L'ASNE RESPOND A FRERE ANSELME, ET DICT

Frere Anselme, il me semble clairement que vous estes hors de vostre memoyre: car pour vostre oultre cuydance vos parrolles sont follies et fantasies et n'entendez la question. Car si vous estes tous d'une semblance mesme, aussi tous de diuerses, et quasi infinies voluntez et langues, et estes diuisez en vne chose: en laquelle si vous estiez sages, ou qu'il y eut en vous quelque discretion, vous debuez estre tout d'ung accord, c'est a sçauoir en la loy de Dieu, et en la foy de Iesvs Christ son filz, en laquelle vous debuez estre sauluez.
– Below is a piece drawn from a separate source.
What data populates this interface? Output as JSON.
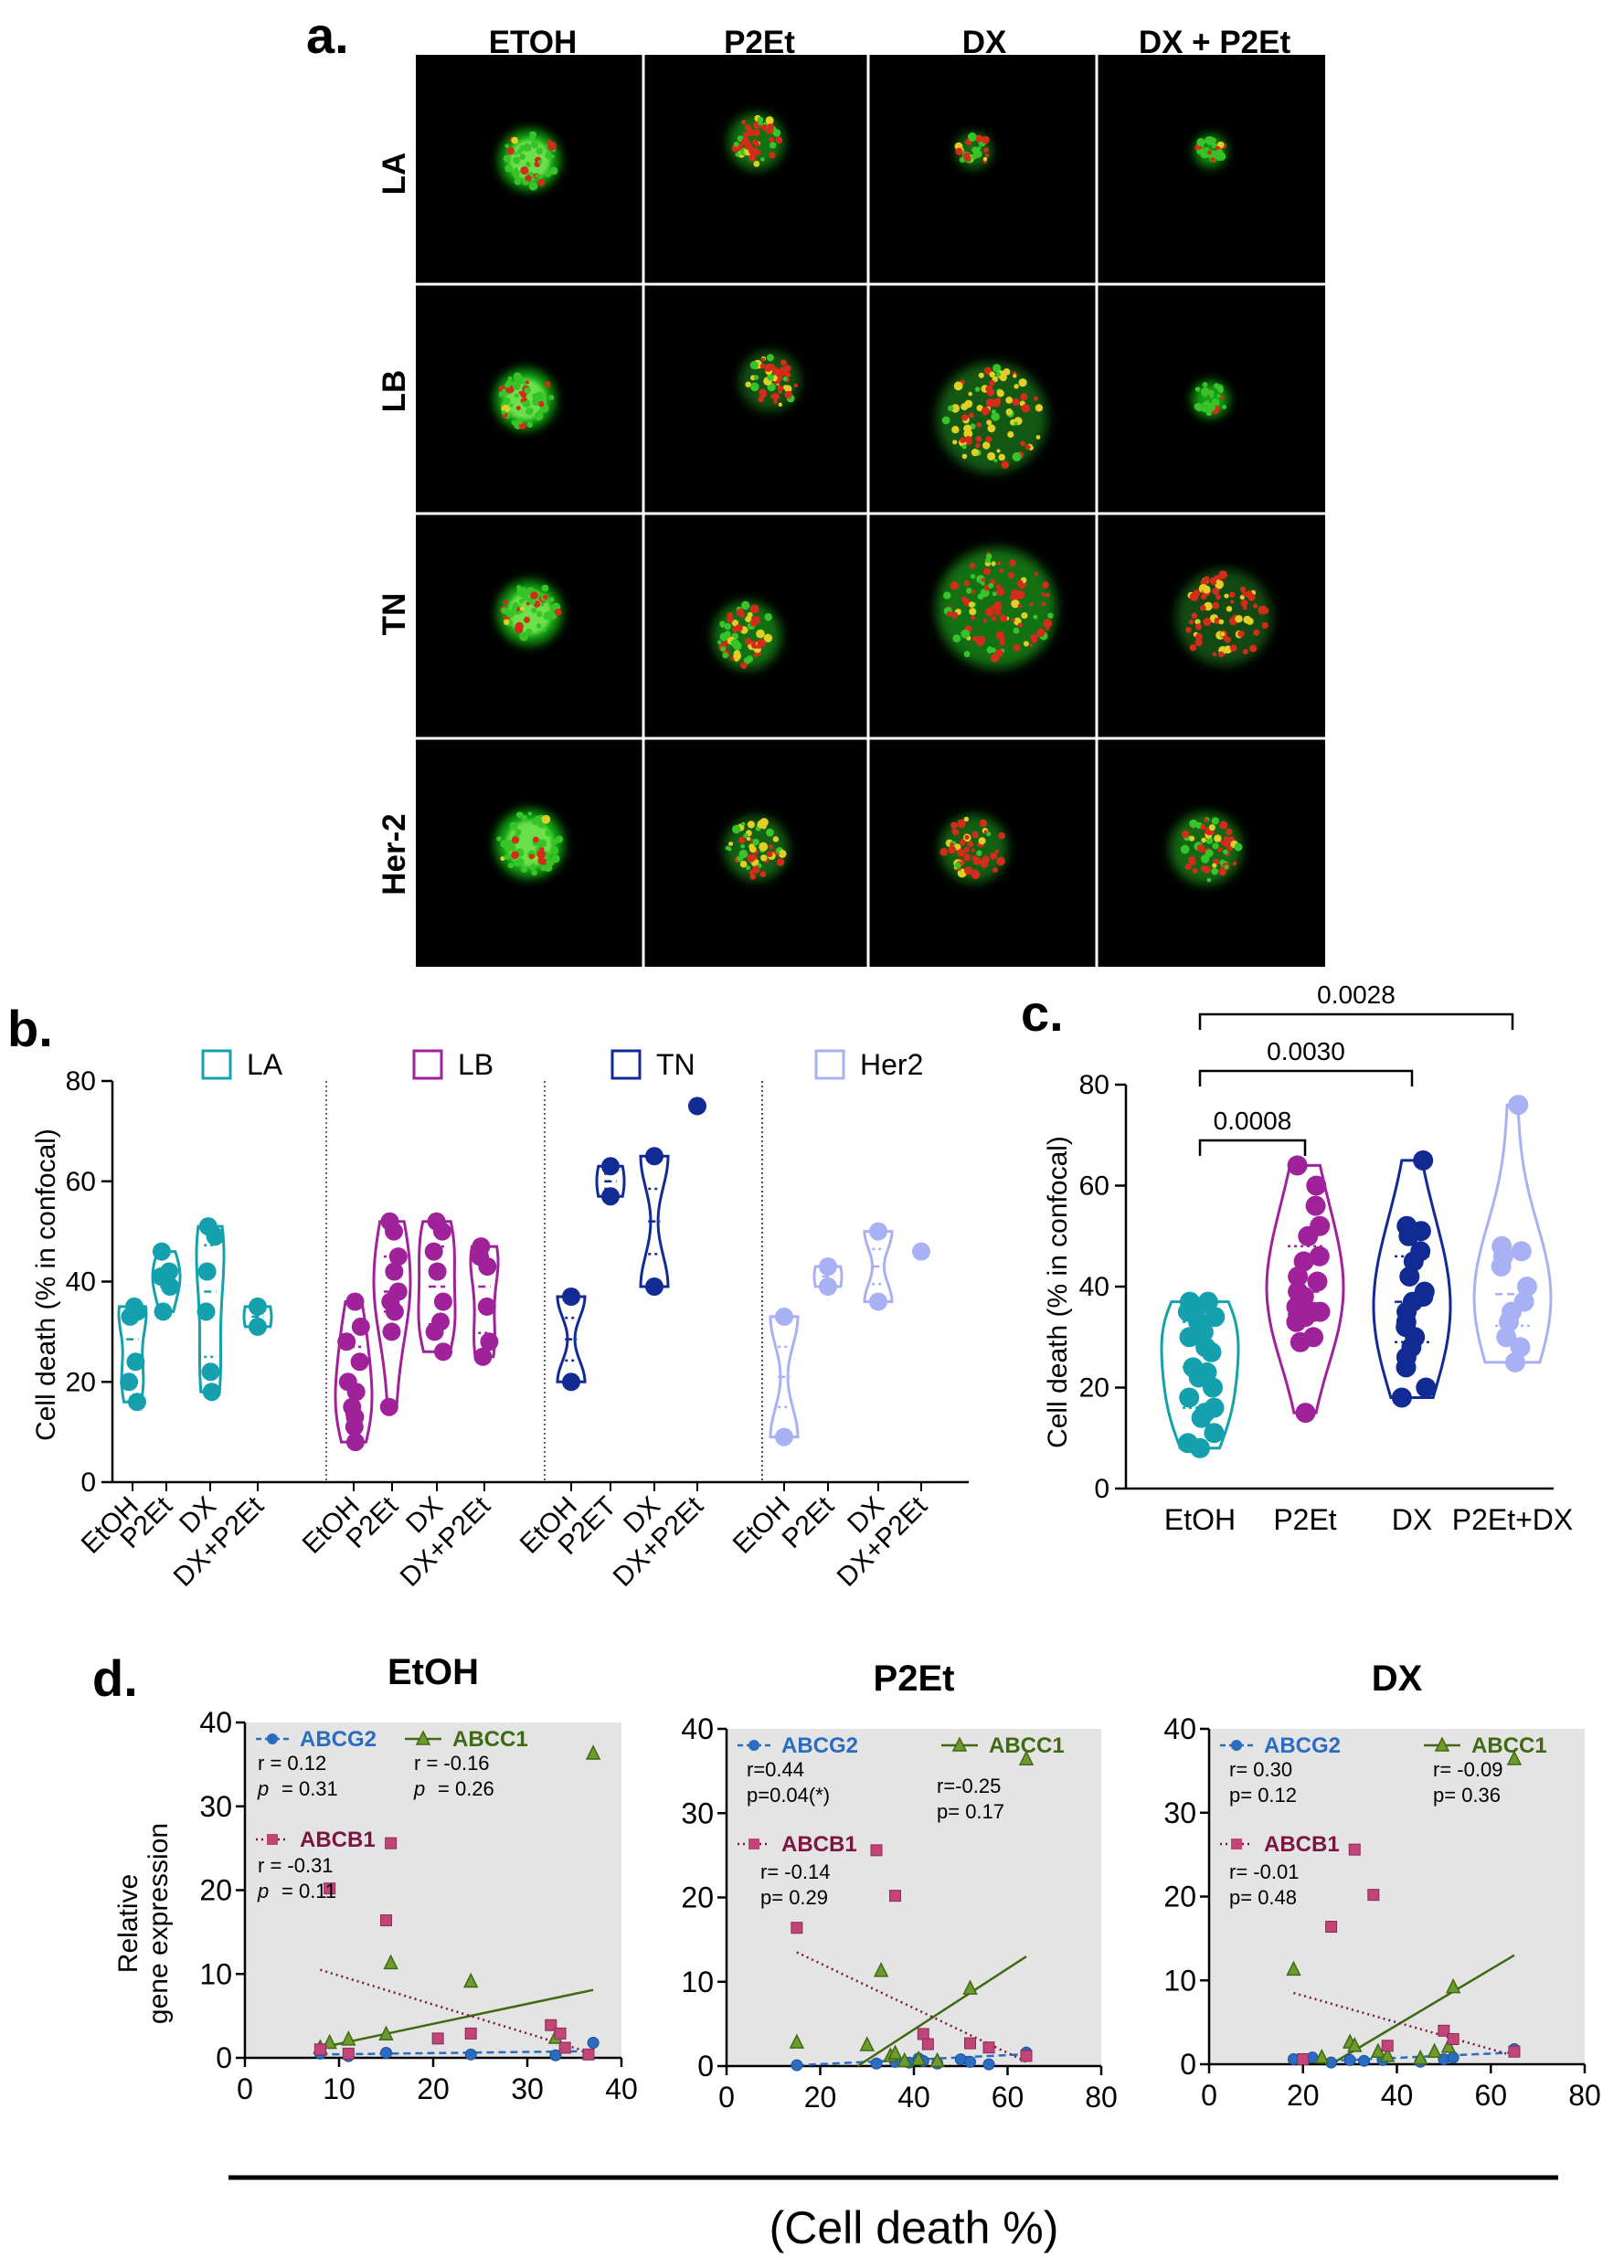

Car il y a entre vous aultres des mauluais, des Iuifz, des Chrestiens, des Turcs, des Sarrazins, des Tartares, des Sauluaiges, et aultres infinitz, lesquez n'ont, ne entendent, aulcune Loy: et toutesfois chascun d'eulx dict, et croyt, qu'il tient et suit la verité, et tous les aultres trouuentet suyuent le mensonge et faulseté: et de cela iure et faict serment, et croyt fermement qu'il est ainsi. Aultres d'entre vous laissent Dieu tout puissant et adorent le Soleil, les aultres la Lune, les aultres les ymages et ydoles d'or, d'argent, et de pierres, lesquelles ne vallent, ny ne peuuent valoir rien, ny pour eulx mesmes, ny pour les aultres.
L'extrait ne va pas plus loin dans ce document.